HUNTSVILLE, Ala., July 17 - A defense
official announced today that the Pentagon planned to renew research on a
highly contentious element of the Strategic Defense Initiative called
Brilliant Pebbles, a plan to base thousands of missile interceptors in
space.
Rob Snyder, the executive director of the Ballistic Missile Defense
Organization, said the Pentagon was seeking $110 million to study a
partial revival of this program and to begin a missile defense program
involving interceptors that would blast off from ships to destroy missiles
leaving nearby launching sites. He spoke at a briefing at the Army's Space
and Missile Defense Command here.
Brilliant Pebbles has faced intense opposition by critics who have said it
would be the first step in militarizing space.
The Pentagon would like to test the program in space by 2005 or 2006 if
initial studies of the concept are successful, Mr. Snyder said.
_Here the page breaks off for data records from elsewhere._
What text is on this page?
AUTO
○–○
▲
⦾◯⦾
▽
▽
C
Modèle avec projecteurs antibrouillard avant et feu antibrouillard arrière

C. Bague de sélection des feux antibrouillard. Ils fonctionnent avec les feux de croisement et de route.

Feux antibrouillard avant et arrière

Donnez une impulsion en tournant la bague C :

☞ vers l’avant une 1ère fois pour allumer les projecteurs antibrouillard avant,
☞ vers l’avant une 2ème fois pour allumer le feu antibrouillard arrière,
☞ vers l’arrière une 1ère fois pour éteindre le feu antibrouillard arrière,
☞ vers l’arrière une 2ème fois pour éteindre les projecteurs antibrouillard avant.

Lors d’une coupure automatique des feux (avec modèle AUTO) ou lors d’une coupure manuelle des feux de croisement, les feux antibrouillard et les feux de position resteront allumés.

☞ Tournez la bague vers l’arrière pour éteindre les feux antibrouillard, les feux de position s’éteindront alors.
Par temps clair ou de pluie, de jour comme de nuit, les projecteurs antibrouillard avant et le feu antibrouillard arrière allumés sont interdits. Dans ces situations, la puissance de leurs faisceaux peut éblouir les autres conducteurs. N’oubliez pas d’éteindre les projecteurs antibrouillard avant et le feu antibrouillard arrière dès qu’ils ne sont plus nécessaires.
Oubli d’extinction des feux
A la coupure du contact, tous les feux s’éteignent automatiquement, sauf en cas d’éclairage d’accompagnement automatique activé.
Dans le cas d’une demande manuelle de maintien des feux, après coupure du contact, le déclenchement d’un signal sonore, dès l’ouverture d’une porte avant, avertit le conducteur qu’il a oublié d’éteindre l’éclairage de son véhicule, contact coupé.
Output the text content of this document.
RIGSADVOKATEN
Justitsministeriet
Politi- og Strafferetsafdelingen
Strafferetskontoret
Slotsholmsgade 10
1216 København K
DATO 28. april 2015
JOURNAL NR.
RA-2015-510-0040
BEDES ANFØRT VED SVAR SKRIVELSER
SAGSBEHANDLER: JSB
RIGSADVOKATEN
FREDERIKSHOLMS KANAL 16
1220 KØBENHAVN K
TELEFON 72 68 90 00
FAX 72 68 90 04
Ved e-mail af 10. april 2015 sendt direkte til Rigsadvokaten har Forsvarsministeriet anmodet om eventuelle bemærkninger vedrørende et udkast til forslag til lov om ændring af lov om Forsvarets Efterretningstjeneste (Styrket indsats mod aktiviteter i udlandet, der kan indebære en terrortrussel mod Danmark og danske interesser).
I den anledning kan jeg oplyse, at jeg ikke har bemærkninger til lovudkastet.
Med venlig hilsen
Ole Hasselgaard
The original program was first proposed by the Reagan administration in
the mid-1980's, said Lt. Col. Rick Lehner, a spokesman for the Ballistic
Missile Defense Organization, and it was terminated in 1993 after $4.8
billion had been spent on it. Critics of the current plan doubt the
ability of the interceptors to function when left for long periods in
space.
"They almost invite an enemy to develop antisatellite weapons to
knock them out," said Tom Z. Collina, director of the Global Security
Program at the Union of Concerned Scientists.